Still, there are some concerns with the approach. In general, charitable contributions are supposed to come with charitable intent and no personal benefit to get the charitable deduction. If Congress or the IRS perceived this as an abuse, the deductions could be disallowed and might even be disallowed for existing state tax credits for charities. There is also some concern that too much tax money could be directed to certain programs, exceeding their needs and leaving other responsibilities of state government short of funds. Addressing such issues could add a lot of complexity to these proposals.

By replacing a disallowed itemized deduction with an itemized deduction that is still allowed, a charitable contribution deduction would tend to benefit the same people who had benefited from the state and local tax deduction, i.e., wealthier taxpayers. These proposals could therefore be viewed as tax proposals primarily to benefit the wealthy.

A payroll tax deduction

New York is taking the lead in looking at an expanded payroll tax deduction for employers. The concept is that the payroll tax would be tied to compensation adjustments such that employees after tax would be in the same position that they were before. This could be structured to offset the revenue loss to state taxpayers from the loss of the state and local tax deduction but spread the benefit to a larger group of taxpayers.

This proposal appears to come with a number of complexities that might make it difficult to ensure that the employees are left in the same position that they were in before. Commentators have pointed out issues such as the difficulty in adjusting minimum wages or negotiated wages. It is also possible that, due to the loss of anticipated federal revenue, Congress could also step in to try to curtail this deduction.

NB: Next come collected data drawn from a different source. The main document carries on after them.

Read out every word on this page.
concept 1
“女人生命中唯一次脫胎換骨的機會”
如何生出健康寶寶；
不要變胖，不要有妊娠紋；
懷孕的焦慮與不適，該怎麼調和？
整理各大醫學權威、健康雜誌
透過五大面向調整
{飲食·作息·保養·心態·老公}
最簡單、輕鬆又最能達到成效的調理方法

New York has also joined with several nearby states to challenge the loss of the deduction in court as being a discriminatory act by Congress. While the state and local tax deduction has been a part of the Tax Code from the beginning, its form has varied, with personal property taxes disallowed and, for a time, state sales taxes disallowed as a deduction. With this precedent, most commentators do not seem to be giving the states much chance of success in this effort.

Congressional action

The state and local tax provision of the TCJA is already set to expire after 2025. Republicans in Congress would like to make it permanent, but that appears unlikely to happen before the mid-term elections this fall. If the Democrats take control of the House, they could try to overturn the loss of the deduction, perhaps paid for with an increase in the top individual tax rate.

They might not be successful in that effort at least until after the 2020 elections, but they could at least stop Republican efforts to make the loss of the deduction permanent.


It will be important for tax practitioners to monitor closely state actions taken this year in response to the TCJA. States may take actions that will require corresponding responses from taxpayers during the year to take maximum advantage of those tax changes, with implications for their federal tax liability on their 2018 tax returns. The responses to the state and local tax deduction are just one of the more active and interesting areas of activity for states this year that are worth monitoring.